Check out the latest McKinsey Global Study on Digital Business. There’s so much good stuff in here, I’m just going to quote liberally from it. My bold…
Executives expect that new digital technologies will transform their businesses, but many admit their companies are far from prepared in developing capabilities and meeting challenges.
Most C-level executives say the three key trends in digital business—namely, big data and analytics, digital marketing and social-media tools, and the use of new delivery platforms such as cloud computing and mobility—are strategic priorities at their companies, according to McKinsey’s first annual survey on the topic. The survey asked executives in the C-suite about their companies’ adoption of these trends; the extent to which their companies are investing in new digital technologies; the value that they expect to reap from these investments; and the role the IT function plays in driving digital business initiatives forward.

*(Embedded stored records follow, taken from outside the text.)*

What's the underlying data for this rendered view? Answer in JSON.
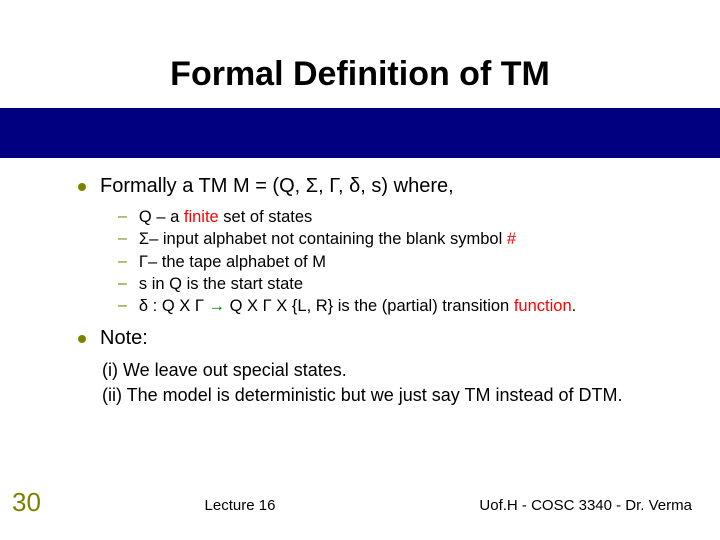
{
  "colors": {
    "accent": "#808000",
    "banner": "#000080",
    "emph1": "#ff0000",
    "emph2": "#008000",
    "text": "#000000"
  },
  "title": "Formal Definition of TM",
  "bullet1": "Formally a TM M = (Q, Σ, Γ, δ, s) where,",
  "sub": {
    "a": {
      "pre": "Q – a ",
      "red": "finite",
      "post": " set of states"
    },
    "b": {
      "pre": "Σ– input alphabet not containing the blank symbol ",
      "hash": "#"
    },
    "c": "Γ– the tape alphabet of M",
    "d": "s in Q is the start state",
    "e": {
      "pre": "δ : Q X Γ ",
      "arrow": "→",
      "mid": " Q X Γ X {L, R} is the (partial) transition ",
      "red": "function",
      "post": "."
    }
  },
  "bullet2": "Note:",
  "note1": "(i) We leave out special states.",
  "note2": "(ii) The model is deterministic  but we just say TM instead of DTM.",
  "slideNum": "30",
  "footerCenter": "Lecture 16",
  "footerRight": "Uof.H - COSC 3340 - Dr. Verma"
}
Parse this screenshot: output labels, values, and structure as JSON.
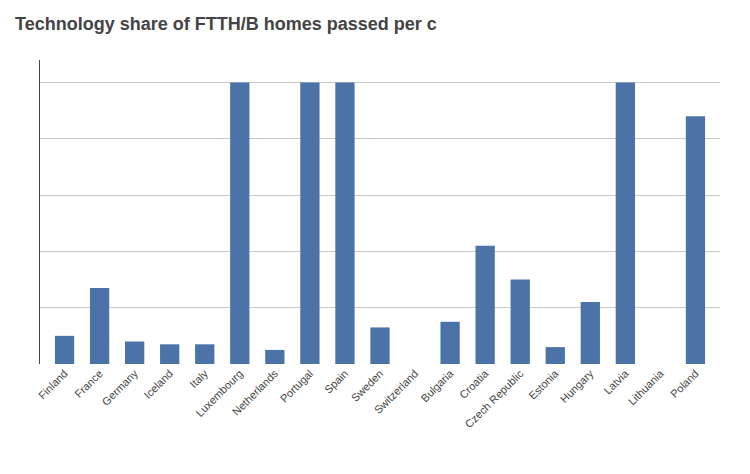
{
  "chart_data": {
    "type": "bar",
    "title": "Technology share of FTTH/B homes passed per c",
    "categories": [
      "Finland",
      "France",
      "Germany",
      "Iceland",
      "Italy",
      "Luxembourg",
      "Netherlands",
      "Portugal",
      "Spain",
      "Sweden",
      "Switzerland",
      "Bulgaria",
      "Croatia",
      "Czech Republic",
      "Estonia",
      "Hungary",
      "Latvia",
      "Lithuania",
      "Poland"
    ],
    "values": [
      10,
      27,
      8,
      7,
      7,
      100,
      5,
      100,
      100,
      13,
      0,
      15,
      42,
      30,
      6,
      22,
      100,
      0,
      88
    ],
    "color": "#4b73a8",
    "ylim": [
      0,
      108
    ],
    "yticks": [
      0,
      20,
      40,
      60,
      80,
      100
    ],
    "grid": true,
    "tick_labels": "x"
  }
}
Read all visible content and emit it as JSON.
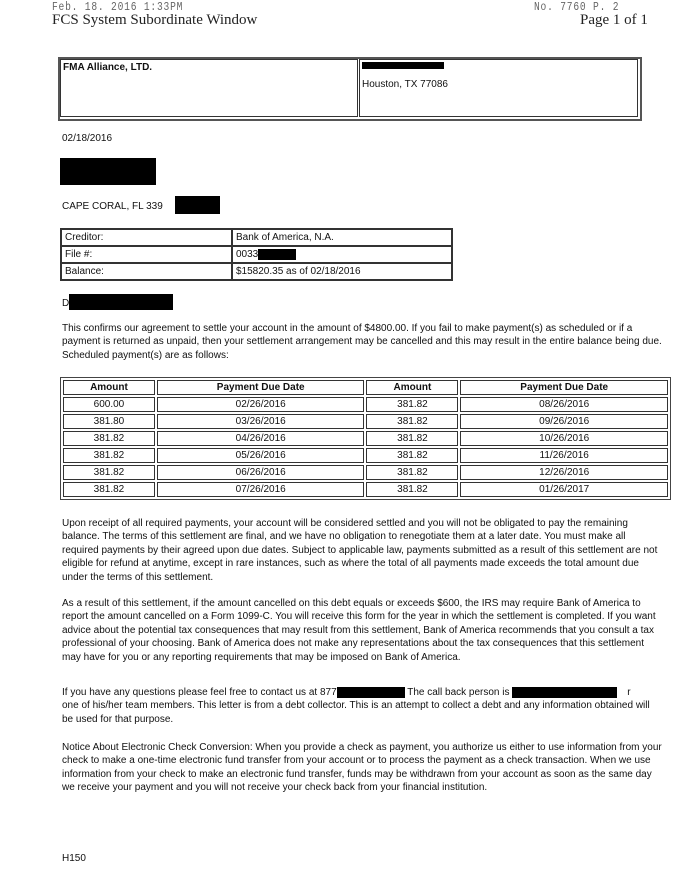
{
  "fax_header": {
    "datetime": "Feb. 18. 2016   1:33PM",
    "number": "No. 7760   P. 2"
  },
  "window_title": "FCS System Subordinate Window",
  "page_label": "Page 1 of 1",
  "sender": {
    "name": "FMA Alliance, LTD.",
    "city": "Houston, TX 77086"
  },
  "letter_date": "02/18/2016",
  "recipient": {
    "city_line": "CAPE CORAL, FL  339"
  },
  "account": {
    "rows": [
      {
        "label": "Creditor:",
        "value": "Bank of America, N.A."
      },
      {
        "label": "File #:",
        "value": "0033"
      },
      {
        "label": "Balance:",
        "value": "$15820.35 as of 02/18/2016"
      }
    ]
  },
  "salutation": "Dear",
  "intro": "This confirms our agreement to settle your account in the amount of $4800.00. If you fail to make payment(s) as scheduled or if a payment is returned as unpaid, then your settlement arrangement may be cancelled and this may result in the entire balance being due. Scheduled payment(s) are as follows:",
  "schedule": {
    "headers": [
      "Amount",
      "Payment Due Date",
      "Amount",
      "Payment Due Date"
    ],
    "rows": [
      [
        "600.00",
        "02/26/2016",
        "381.82",
        "08/26/2016"
      ],
      [
        "381.80",
        "03/26/2016",
        "381.82",
        "09/26/2016"
      ],
      [
        "381.82",
        "04/26/2016",
        "381.82",
        "10/26/2016"
      ],
      [
        "381.82",
        "05/26/2016",
        "381.82",
        "11/26/2016"
      ],
      [
        "381.82",
        "06/26/2016",
        "381.82",
        "12/26/2016"
      ],
      [
        "381.82",
        "07/26/2016",
        "381.82",
        "01/26/2017"
      ]
    ]
  },
  "para_settled": "Upon receipt of all required payments, your account will be considered settled and you will not be obligated to pay the remaining balance. The terms of this settlement are final, and we have no obligation to renegotiate them at a later date. You must make all required payments by their agreed upon due dates. Subject to applicable law, payments submitted as a result of this settlement are not eligible for refund at anytime, except in rare instances, such as where the total of all payments made exceeds the total amount due under the terms of this settlement.",
  "para_irs": "As a result of this settlement, if the amount cancelled on this debt equals or exceeds $600, the IRS may require Bank of America to report the amount cancelled on a Form 1099-C. You will receive this form for the year in which the settlement is completed.  If you want advice about the potential tax consequences that may result from this settlement, Bank of America recommends that you consult a tax professional of your choosing. Bank of America does not make any representations about the tax consequences that this settlement may have for you or any reporting requirements that may be imposed on Bank of America.",
  "contact": {
    "part1": "If you have any questions please feel free to contact us at 877",
    "part2": " The call back person is ",
    "part3": "r",
    "line2": "one of his/her team members.  This letter is from a debt collector. This is an attempt to collect a debt and any information obtained will be used for that purpose."
  },
  "para_check": "Notice About Electronic Check Conversion: When you provide a check as payment, you authorize us either to use information from your check to make a one-time electronic fund transfer from your account or to process the payment as a check transaction. When we use information from your check to make an electronic fund transfer, funds may be withdrawn from your account as soon as the same day we receive your payment and you will not receive your check back from your financial institution.",
  "footer_code": "H150"
}
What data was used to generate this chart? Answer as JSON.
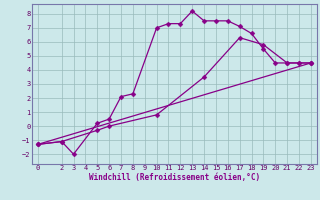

These executives have high expectations for the potential value their companies can generate from the three trends, and one-third even expect digital business to increase operating income by more than 10 percent over the next three years. However, they also report some tough challenges. Nearly half of respondents say their companies’ investments in digital initiatives are too small to deliver on their goals. Many executives also cite overall organizational shortcomings and a lack of IT capabilities as barriers to meeting their companies’ technology priorities.
Tons of interesting data in this survey. And here’s the thing:
Tough challenges ahead
Despite their optimism, executives consistently cite two challenges in fulfilling the promise of digital technologies: organizational structures and shortcomings in their infrastructure and IT systems, which can be too inflexible or ill equipped to take advantage of a data-rich world. In part, the technology infrastructure challenge explains why the CIOs are much likelier than all other executives to believe more investment will be required to deliver on their organizations’ priorities.
The results also reveal some interesting findings about the role the CIO and the IT function play in moving digital initiatives forward. More than half of executives say their CIOs are supportive and directly engaged in these initiatives, though one-quarter say these executives are not engaged at all. Responses about the broader IT organization reveal even less involvement at the functional level: only 14 percent say their companies’ IT functions are spearheading new digital-business efforts. While 39 percent say their IT functions actively engage with or support these efforts, nearly one-third say the function is supportive but lacks the capabilities to deliver on goals.
So what’s up with that? IT departments and CIOs – what’s going on here? Are you afraid of change? Are you battening down the hatches? Do you not have enough resources to overhaul old processes? Or something else entirely? Does these issues in the chart above reflect YOUR issues? Enquiring minds want to know.
- The broader organizational issues identified in the question about challenges indicate that executives must think carefully about how to carry out digital business initiatives in their organizations. This challenge may be the most revealing, as it speaks to the potential need for a different operating paradigm—and the fact that traditionally siloed functions (for example, marketing, product development, or IT) could obstruct a dynamic approach to digital business that requires speed and flexibility to create the most value. Also required is a new approach to managing talent by utilizing flexible team structures, engaging outside collaborators, and increasing corporate tolerance for failure.